By noon, there would be a staging of the last hours of Christ and culminating at three o’clock in the afternoon with his crucifixion. There was a year when our town had a grand theater presentation of the Passion of Christ and many of the main characters were played by the people in the neighborhood. To cool off from the searing weather, my family had sat by the front porch praying more for a breeze than anything else when a motorcycle rolled in front of our house and the driver, a costumed bearded actor, presumably Christ inquired about the location of the local elementary school. About 2 minutes later after he drove off, a jeep with three men, costumed as Roman soldiers stopped in front of our house and asked the same question. We found it hilarious that both Christ and his captors had gotten lost on the way to the execution and we had become part of the general programme. A few minutes later they are reunited and they walked the street in front of our house again, this time in their role as persecutor and persecuted. It became even more hilarious when we found out later that children cried after Judas had hung himself on a tree (guilty reaction to turning his back on Jesus for the price of pieces of gold). Let me explain - the actor who played the part was the man who would play clown and do tricks for kids at birthday parties so imagine their horror seeing him ‘hang himself’ as Judas. In the evening, another procession of the dead Christ marched almost noiselessly down the street.

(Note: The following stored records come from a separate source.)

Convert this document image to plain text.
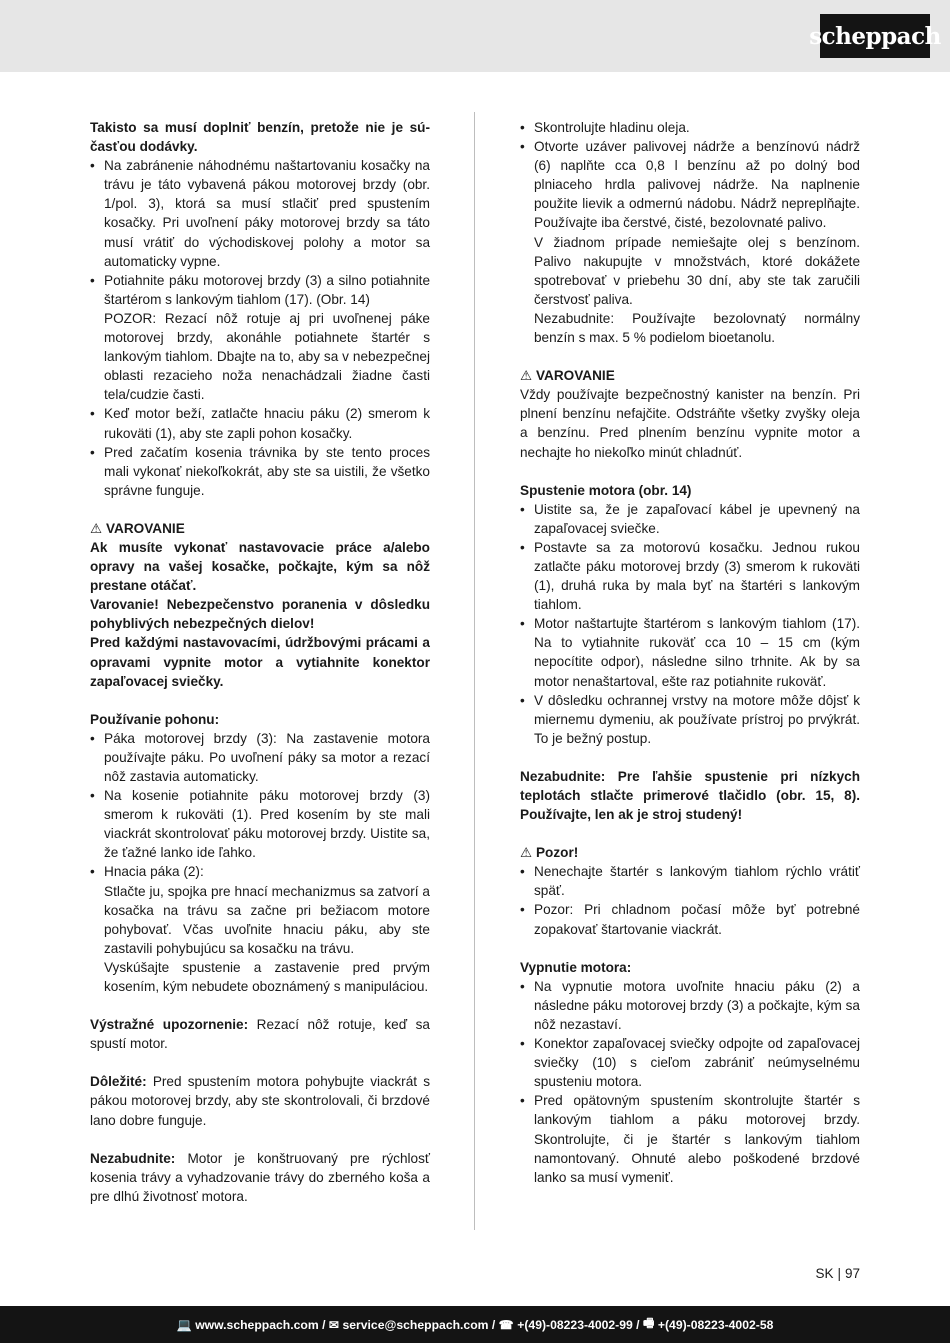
scheppach

Takisto sa musí doplniť benzín, pretože nie je sú-časťou dodávky.

• Na zabránenie náhodnému naštartovaniu kosačky na trávu je táto vybavená pákou motorovej brzdy (obr. 1/pol. 3), ktorá sa musí stlačiť pred spustením kosačky. Pri uvoľnení páky motorovej brzdy sa táto musí vrátiť do východiskovej polohy a motor sa automaticky vypne.

• Potiahnite páku motorovej brzdy (3) a silno potiahnite štartérom s lankovým tiahlom (17). (Obr. 14)

POZOR: Rezací nôž rotuje aj pri uvoľnenej páke motorovej brzdy, akonáhle potiahnete štartér s lankovým tiahlom. Dbajte na to, aby sa v nebezpečnej oblasti rezacieho noža nenachádzali žiadne časti tela/cudzie časti.

• Keď motor beží, zatlačte hnaciu páku (2) smerom k rukoväti (1), aby ste zapli pohon kosačky.

• Pred začatím kosenia trávnika by ste tento proces mali vykonať niekoľkokrát, aby ste sa uistili, že všetko správne funguje.

⚠ VAROVANIE

Ak musíte vykonať nastavovacie práce a/alebo opravy na vašej kosačke, počkajte, kým sa nôž prestane otáčať.

Varovanie! Nebezpečenstvo poranenia v dôsledku pohyblivých nebezpečných dielov!

Pred každými nastavovacími, údržbovými prácami a opravami vypnite motor a vytiahnite konektor zapaľovacej sviečky.

Používanie pohonu:

• Páka motorovej brzdy (3): Na zastavenie motora používajte páku. Po uvoľnení páky sa motor a rezací nôž zastavia automaticky.

• Na kosenie potiahnite páku motorovej brzdy (3) smerom k rukoväti (1). Pred kosením by ste mali viackrát skontrolovať páku motorovej brzdy. Uistite sa, že ťažné lanko ide ľahko.

• Hnacia páka (2):

Stlačte ju, spojka pre hnací mechanizmus sa zatvorí a kosačka na trávu sa začne pri bežiacom motore pohybovať. Včas uvoľnite hnaciu páku, aby ste zastavili pohybujúcu sa kosačku na trávu.

Vyskúšajte spustenie a zastavenie pred prvým kosením, kým nebudete oboznámený s manipuláciou.

Výstražné upozornenie: Rezací nôž rotuje, keď sa spustí motor.

Dôležité: Pred spustením motora pohybujte viackrát s pákou motorovej brzdy, aby ste skontrolovali, či brzdové lano dobre funguje.

Nezabudnite: Motor je konštruovaný pre rýchlosť kosenia trávy a vyhadzovanie trávy do zberného koša a pre dlhú životnosť motora.

• Skontrolujte hladinu oleja.

• Otvorte uzáver palivovej nádrže a benzínovú nádrž (6) naplňte cca 0,8 l benzínu až po dolný bod plniaceho hrdla palivovej nádrže. Na naplnenie použite lievik a odmernú nádobu. Nádrž nepreplňajte. Používajte iba čerstvé, čisté, bezolovnaté palivo.

V žiadnom prípade nemiešajte olej s benzínom. Palivo nakupujte v množstvách, ktoré dokážete spotrebovať v priebehu 30 dní, aby ste tak zaručili čerstvosť paliva.

Nezabudnite: Používajte bezolovnatý normálny benzín s max. 5 % podielom bioetanolu.

⚠ VAROVANIE

Vždy používajte bezpečnostný kanister na benzín. Pri plnení benzínu nefajčite. Odstráňte všetky zvyšky oleja a benzínu. Pred plnením benzínu vypnite motor a nechajte ho niekoľko minút chladnúť.

Spustenie motora (obr. 14)

• Uistite sa, že je zapaľovací kábel je upevnený na zapaľovacej sviečke.

• Postavte sa za motorovú kosačku. Jednou rukou zatlačte páku motorovej brzdy (3) smerom k rukoväti (1), druhá ruka by mala byť na štartéri s lankovým tiahlom.

• Motor naštartujte štartérom s lankovým tiahlom (17). Na to vytiahnite rukoväť cca 10 – 15 cm (kým nepocítite odpor), následne silno trhnite. Ak by sa motor nenaštartoval, ešte raz potiahnite rukoväť.

• V dôsledku ochrannej vrstvy na motore môže dôjsť k miernemu dymeniu, ak používate prístroj po prvýkrát. To je bežný postup.

Nezabudnite: Pre ľahšie spustenie pri nízkych teplotách stlačte primerové tlačidlo (obr. 15, 8). Používajte, len ak je stroj studený!

⚠ Pozor!

• Nenechajte štartér s lankovým tiahlom rýchlo vrátiť späť.

• Pozor: Pri chladnom počasí môže byť potrebné zopakovať štartovanie viackrát.

Vypnutie motora:

• Na vypnutie motora uvoľnite hnaciu páku (2) a následne páku motorovej brzdy (3) a počkajte, kým sa nôž nezastaví.

• Konektor zapaľovacej sviečky odpojte od zapaľovacej sviečky (10) s cieľom zabrániť neúmyselnému spusteniu motora.

• Pred opätovným spustením skontrolujte štartér s lankovým tiahlom a páku motorovej brzdy. Skontrolujte, či je štartér s lankovým tiahlom namontovaný. Ohnuté alebo poškodené brzdové lanko sa musí vymeniť.

SK | 97
💻
www.scheppach.com / ✉
service@scheppach.com / ☎
+(49)-08223-4002-99 / 🖷
+(49)-08223-4002-58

It is weird that because 81% of its population is Catholic, there is a general conclusion that everyone observes Lent. Aside from all offices closing its doors from Thursdays, the many malls that dot the country, movie theatres, all media – press, the radio and TV, are also shut down. If you landed from another country on Good Friday it wouldn’t be difficult to come to the conclusion that the city just had been annihilated by some nuclear catastrophe. So what do people do when there is literally nothing to do? We eat. Due to the hot weather, we made halo-halo, guinumis and sago gulaman. In Cavite City, we also have a one of kind kakanin that you can add to the sago gulaman and it looks like tiny broken pieces of cooked spaghetti. They call it chin-chao.

On Easter Sunday there is another procession called the ‘salubong’. Held before dawn, there are actually two processions -one with the statue of the mourning Mother Mary and another with the risen Christ. These two processions converge in one location where an angel (usually a child hung from a rope cherubically costumed) hovers over the mother and then removes her black veil to symbolize the end of her grieving and the end of Lent.

And so everything returns to normal when the mass of humanity floods back into the city. By Monday morning, traffic once again becomes an excruciating experience, people though relieved from a long weekend of gallivanting, sunburned and relaxed would be pleasant at work for a while and then like everything else, slides back to a normal mode of whining, complaining and backbiting. The television shows come back on with the dance numbers and the gag comedies and then of course, politicians start lying and corrupting again. So what was Lent observance for?

I am sure that once upon a time Lenten observance had much more meaning to it. Perhaps in some far off province it continues to be of religious significance but with the modernization of the urban areas, in my last years in the Philippines, Lent had just become an excuse for people to get off school or work and to take a vacation.

Another tradition lost to modern times but a chance to be with family.